Uma conquista que o tornou num dos rostos mediáticos do sucesso olímpico português.
Uma conquista que o tornou num dos rostos mediáticos do sucesso olímpico português.
Mundial 2014: Quando falta a manchete
«Não vai ter capa».
Caso irónico, talvez inédito, com certeza raro: um jornal que se recusa a dar notícias. A 9 de julho de 2014, o Meia Horanão tinha palavras para os seus leitores.
Não era caso único: a imprensa brasileira estava de luto.
No dia anterior, a Seleção Nacional sofrera a mais pesada derrota da sua história.
A Alemanha atropelara os canarinhos por 7 a 1 no Mineirão, uma partida a contar para as semifinais da Copa do Mundo.

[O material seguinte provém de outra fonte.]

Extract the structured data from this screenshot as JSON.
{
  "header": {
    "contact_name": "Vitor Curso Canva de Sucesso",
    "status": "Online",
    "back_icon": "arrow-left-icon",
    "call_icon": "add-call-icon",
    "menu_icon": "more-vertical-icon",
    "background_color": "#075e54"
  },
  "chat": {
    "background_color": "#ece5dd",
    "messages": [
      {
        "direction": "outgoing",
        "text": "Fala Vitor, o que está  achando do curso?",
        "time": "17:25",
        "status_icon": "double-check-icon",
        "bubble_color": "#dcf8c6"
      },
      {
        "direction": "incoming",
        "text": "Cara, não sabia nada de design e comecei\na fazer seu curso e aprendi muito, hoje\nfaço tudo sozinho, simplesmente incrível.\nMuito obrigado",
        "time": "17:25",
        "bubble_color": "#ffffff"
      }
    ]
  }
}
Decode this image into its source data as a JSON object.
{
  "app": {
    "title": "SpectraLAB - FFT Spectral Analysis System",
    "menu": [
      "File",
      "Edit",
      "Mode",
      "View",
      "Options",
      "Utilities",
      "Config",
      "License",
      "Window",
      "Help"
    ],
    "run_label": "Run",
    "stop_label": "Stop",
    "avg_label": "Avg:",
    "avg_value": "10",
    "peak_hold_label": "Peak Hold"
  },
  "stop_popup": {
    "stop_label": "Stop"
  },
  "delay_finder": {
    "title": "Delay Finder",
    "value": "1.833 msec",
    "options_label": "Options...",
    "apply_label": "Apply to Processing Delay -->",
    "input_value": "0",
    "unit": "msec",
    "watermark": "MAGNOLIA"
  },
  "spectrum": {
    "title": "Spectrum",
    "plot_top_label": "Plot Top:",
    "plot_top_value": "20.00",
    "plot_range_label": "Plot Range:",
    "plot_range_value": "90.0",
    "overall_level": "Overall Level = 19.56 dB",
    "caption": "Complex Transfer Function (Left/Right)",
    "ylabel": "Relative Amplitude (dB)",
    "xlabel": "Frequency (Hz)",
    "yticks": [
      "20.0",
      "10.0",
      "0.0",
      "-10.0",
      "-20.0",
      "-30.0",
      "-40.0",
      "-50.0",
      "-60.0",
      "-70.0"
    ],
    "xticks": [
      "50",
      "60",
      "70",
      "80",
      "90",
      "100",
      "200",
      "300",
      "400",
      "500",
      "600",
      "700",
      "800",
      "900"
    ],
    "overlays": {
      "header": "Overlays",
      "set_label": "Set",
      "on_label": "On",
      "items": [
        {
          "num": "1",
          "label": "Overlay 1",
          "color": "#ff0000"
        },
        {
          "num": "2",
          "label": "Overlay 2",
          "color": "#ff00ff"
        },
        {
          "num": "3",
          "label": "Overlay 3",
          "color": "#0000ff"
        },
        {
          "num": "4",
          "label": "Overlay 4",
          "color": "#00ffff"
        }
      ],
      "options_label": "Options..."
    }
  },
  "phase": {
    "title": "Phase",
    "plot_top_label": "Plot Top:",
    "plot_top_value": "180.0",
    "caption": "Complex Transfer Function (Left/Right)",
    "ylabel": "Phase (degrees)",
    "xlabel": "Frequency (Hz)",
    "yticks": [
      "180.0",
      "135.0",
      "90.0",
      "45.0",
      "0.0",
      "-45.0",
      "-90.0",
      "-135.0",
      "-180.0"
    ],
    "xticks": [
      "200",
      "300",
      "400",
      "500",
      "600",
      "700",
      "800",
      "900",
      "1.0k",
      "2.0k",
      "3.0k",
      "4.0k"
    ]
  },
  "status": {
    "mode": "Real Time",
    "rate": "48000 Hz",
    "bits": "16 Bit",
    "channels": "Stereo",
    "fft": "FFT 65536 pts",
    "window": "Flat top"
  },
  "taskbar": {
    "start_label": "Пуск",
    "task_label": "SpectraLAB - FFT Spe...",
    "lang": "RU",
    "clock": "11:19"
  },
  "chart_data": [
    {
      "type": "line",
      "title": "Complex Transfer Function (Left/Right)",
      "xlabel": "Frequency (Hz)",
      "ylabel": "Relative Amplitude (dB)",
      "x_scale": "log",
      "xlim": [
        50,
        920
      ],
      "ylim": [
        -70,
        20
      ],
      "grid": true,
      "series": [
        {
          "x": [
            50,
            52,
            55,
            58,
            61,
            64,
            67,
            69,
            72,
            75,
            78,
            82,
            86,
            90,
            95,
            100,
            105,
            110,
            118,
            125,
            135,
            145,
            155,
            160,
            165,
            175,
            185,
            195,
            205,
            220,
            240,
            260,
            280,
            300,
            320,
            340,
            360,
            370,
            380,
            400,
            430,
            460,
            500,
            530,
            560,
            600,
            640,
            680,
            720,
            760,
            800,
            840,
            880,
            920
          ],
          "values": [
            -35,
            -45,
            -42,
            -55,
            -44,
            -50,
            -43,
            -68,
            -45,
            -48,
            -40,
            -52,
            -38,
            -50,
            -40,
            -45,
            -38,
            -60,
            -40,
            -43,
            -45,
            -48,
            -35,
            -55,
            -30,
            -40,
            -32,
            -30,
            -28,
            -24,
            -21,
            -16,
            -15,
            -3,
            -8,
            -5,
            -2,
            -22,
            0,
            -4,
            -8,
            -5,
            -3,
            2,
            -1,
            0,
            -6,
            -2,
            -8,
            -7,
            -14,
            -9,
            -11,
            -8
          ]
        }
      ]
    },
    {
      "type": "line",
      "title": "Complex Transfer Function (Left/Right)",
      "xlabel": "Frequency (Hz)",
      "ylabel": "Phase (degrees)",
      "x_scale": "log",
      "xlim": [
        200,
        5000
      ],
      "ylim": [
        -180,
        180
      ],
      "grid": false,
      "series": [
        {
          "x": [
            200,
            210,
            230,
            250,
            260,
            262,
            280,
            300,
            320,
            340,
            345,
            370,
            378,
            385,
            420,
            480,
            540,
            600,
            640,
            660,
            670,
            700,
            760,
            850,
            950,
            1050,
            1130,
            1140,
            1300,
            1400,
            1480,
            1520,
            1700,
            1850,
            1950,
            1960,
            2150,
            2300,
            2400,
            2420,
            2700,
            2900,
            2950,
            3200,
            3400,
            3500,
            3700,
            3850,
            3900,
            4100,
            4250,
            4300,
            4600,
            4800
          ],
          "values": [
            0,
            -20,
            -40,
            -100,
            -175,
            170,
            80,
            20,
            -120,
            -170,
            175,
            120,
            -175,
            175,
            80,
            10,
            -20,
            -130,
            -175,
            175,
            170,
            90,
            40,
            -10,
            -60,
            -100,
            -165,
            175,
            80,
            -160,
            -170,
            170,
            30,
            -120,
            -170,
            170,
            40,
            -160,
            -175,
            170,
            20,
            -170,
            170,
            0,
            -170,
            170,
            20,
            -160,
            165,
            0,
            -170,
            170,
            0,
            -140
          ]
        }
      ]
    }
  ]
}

Uma competição - a agravar a ofensa - organizada pelo Brasil.
A nação que alimentava o sonho do «hexa» caía de joelhos perante a formação germânica.
A imprensa solidarizava-se com os adeptos.
O luto, a vergonha, o vexame a humilhação. O léxico era variado, mas o sentimento era o mesmo.
A desolação atravessava tipos de publicação e géneros jornalísticos; era tema nacional e inevitável.
As técnicas utilizadas eram variadas, das capas negras ao apelo à memória coletiva – não ao passado vitorioso da equipa nacional, mas às grandes derrotas.
«Parabéns aos vice-campeões de 1950, que sempre foram acusados de dar o maior vexame do futebol brasileiro», publicava o jornal Extra.
«Ontem, conhecemos o que é vexame de verdade».
No país dos adversários, as capas contavam outra história.
“Ohne Worte!” [«Sem Palavras!»], anunciava o jornal Bild.
As imagens dos jogadores invadiam as primeiras páginas. O resultado dilatado reforçava a confiança dos germânicos, que partiam em alta para a final da prova.
Mas nem todos os jornais davam destaque à partida.
Um facto para o qual não foi indiferente a diferença horária entre os países: quando o jogo terminou, era final de tarde no Brasil. Na Alemanha, era noite cerrada.
Horários muito diferentes, condicionando o ritmo de produção jornalística e de impressão dos jornais.
Com a vantagem do tempo do seu lado, a imprensa brasileira preparou-se para noticiar uma das mais sofridas derrotas da história da Seleção.
Poucos eram os jornais que colocavam outros temas na primeira página; de forma mais ou menos notória, a imprensa parecia sofrer com os brasileiros.
Fotografias expressivas, manchetes apelativas, capas que correram mundo.
O dia depois da derrota; o dia no qual a imprensa brasileira foi obrigada a publicar a notícia que ninguém no país queria ler.